Gory details of parsing quoted constructs

Finding the end
The first pass is finding the end of the quoted construct, whether it be a multicharacter delimeter "\nEOF\n" in the <<EOF construct, a / that terminates a qq// construst, a ] which terminates a qq[] construct, or a > which terminates a fileglob started with <.

When searching for single-character non-pairing delimeters such as /, combinations of \\ and \/ are skipped. However, when searching for single-character paring delimeter like [, combinations of \\, \], and \[ are skipped, and nested [, ] are skipped as well.
.....
Removal of backslashes before delimiters
During the second pass, text between the starting and ending delimiters is copied to a safe location, and the \ is removed from combinations consisting of \ and delimiter--or delimiters, meaning both starting and ending delimiters will should these differ. This removal does not happen for multi-character delimiters. Not that the combination of \\ is left in tact, just as it was.
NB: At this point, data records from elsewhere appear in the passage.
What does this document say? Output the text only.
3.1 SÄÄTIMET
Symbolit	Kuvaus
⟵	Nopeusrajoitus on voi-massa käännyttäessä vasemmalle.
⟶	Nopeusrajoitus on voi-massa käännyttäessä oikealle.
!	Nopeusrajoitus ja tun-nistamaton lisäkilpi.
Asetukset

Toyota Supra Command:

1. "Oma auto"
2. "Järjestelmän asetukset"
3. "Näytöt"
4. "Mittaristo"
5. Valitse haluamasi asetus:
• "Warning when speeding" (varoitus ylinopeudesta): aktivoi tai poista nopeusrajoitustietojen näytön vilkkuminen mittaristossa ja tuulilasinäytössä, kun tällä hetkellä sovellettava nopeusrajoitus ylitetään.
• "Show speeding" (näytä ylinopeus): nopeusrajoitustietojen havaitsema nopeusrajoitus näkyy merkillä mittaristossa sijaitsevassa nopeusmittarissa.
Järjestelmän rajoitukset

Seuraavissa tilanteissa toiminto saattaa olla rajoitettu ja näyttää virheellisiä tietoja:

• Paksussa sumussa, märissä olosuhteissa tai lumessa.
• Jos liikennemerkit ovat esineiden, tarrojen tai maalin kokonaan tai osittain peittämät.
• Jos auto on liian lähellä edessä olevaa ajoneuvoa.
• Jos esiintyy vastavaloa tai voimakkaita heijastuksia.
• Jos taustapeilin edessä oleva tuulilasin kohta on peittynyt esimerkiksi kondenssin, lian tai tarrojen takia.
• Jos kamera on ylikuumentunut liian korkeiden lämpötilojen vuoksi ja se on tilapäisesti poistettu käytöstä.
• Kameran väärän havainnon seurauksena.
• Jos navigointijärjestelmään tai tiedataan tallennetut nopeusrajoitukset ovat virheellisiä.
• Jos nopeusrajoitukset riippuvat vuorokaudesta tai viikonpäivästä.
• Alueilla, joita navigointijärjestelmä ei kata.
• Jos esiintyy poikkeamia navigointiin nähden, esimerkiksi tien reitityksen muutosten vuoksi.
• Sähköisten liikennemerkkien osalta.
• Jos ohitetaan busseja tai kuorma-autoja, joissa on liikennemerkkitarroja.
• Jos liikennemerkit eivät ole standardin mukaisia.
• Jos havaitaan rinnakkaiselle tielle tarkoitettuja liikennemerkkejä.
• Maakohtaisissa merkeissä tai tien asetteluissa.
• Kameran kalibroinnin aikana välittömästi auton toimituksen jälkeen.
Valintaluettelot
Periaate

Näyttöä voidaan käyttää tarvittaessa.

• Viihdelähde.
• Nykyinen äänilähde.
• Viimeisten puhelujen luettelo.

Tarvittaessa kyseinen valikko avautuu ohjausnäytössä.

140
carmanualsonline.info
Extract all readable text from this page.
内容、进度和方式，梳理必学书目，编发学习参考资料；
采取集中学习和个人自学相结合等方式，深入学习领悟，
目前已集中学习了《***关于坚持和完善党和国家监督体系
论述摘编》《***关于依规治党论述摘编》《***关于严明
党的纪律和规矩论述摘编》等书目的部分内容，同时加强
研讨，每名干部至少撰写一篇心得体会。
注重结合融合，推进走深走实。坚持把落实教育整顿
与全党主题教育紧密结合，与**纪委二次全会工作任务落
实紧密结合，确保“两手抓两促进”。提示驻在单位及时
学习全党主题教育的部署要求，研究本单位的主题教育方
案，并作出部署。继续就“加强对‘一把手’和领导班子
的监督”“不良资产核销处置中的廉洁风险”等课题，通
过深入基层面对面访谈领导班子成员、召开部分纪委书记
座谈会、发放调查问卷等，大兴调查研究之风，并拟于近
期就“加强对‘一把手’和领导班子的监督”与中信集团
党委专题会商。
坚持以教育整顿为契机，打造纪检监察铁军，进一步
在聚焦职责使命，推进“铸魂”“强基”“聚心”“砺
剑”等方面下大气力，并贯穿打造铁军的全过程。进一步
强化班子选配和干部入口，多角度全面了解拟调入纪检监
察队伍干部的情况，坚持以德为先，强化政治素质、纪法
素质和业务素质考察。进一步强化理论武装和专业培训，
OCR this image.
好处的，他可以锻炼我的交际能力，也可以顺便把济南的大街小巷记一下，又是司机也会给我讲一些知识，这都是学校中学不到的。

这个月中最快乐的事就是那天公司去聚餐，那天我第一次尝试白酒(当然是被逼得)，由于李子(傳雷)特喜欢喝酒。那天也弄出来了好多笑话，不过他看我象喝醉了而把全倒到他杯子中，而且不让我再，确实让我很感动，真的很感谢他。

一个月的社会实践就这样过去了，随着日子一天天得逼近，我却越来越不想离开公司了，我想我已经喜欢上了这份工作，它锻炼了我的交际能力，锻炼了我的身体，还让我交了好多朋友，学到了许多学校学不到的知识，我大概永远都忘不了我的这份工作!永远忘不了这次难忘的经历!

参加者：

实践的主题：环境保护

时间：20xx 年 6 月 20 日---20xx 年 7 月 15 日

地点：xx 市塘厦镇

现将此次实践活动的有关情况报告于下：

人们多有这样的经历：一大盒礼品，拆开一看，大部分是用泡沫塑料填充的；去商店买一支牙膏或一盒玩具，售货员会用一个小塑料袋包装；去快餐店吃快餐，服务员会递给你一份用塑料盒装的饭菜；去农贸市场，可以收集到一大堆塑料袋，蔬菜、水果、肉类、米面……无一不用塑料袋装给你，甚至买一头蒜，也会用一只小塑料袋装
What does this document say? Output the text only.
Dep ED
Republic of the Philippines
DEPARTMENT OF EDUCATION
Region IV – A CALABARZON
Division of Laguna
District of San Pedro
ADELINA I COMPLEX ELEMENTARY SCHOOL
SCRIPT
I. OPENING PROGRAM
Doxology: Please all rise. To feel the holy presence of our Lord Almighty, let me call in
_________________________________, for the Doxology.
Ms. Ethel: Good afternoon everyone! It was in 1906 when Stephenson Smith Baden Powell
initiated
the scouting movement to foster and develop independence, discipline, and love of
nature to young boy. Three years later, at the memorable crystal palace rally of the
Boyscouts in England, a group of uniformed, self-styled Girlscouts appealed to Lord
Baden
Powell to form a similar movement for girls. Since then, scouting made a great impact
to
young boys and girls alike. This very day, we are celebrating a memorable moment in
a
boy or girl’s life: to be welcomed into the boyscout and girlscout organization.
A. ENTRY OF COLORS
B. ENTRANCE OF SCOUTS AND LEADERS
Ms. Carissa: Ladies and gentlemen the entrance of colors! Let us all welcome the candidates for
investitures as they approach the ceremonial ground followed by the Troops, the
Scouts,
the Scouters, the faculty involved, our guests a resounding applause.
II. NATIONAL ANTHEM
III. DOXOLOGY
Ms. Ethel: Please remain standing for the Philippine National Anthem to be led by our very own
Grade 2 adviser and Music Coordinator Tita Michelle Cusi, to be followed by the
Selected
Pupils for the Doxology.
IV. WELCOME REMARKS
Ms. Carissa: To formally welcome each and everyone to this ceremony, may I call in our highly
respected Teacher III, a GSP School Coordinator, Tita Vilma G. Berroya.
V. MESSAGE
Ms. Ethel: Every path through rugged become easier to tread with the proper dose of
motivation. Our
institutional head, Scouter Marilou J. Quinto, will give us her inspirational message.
So what is actually happening is that when using m(...) (pairing delimiters) the \( and \) are, in the first pass, skipped as you would expect, and the actual beginning and end of the quoted material (the regex) are found properly.

But in the second pass, the \ backslash is stripped away from the inner parens, as documented. The result is that the inner parens are no longer escaped. When passed to the Regular Expression compiler, what the compiler recieves is: m/(?r)?/i. And in particular, as we saw before, (?r) is a syntax that the compiler has no idea what to do with. Thus endeth the story.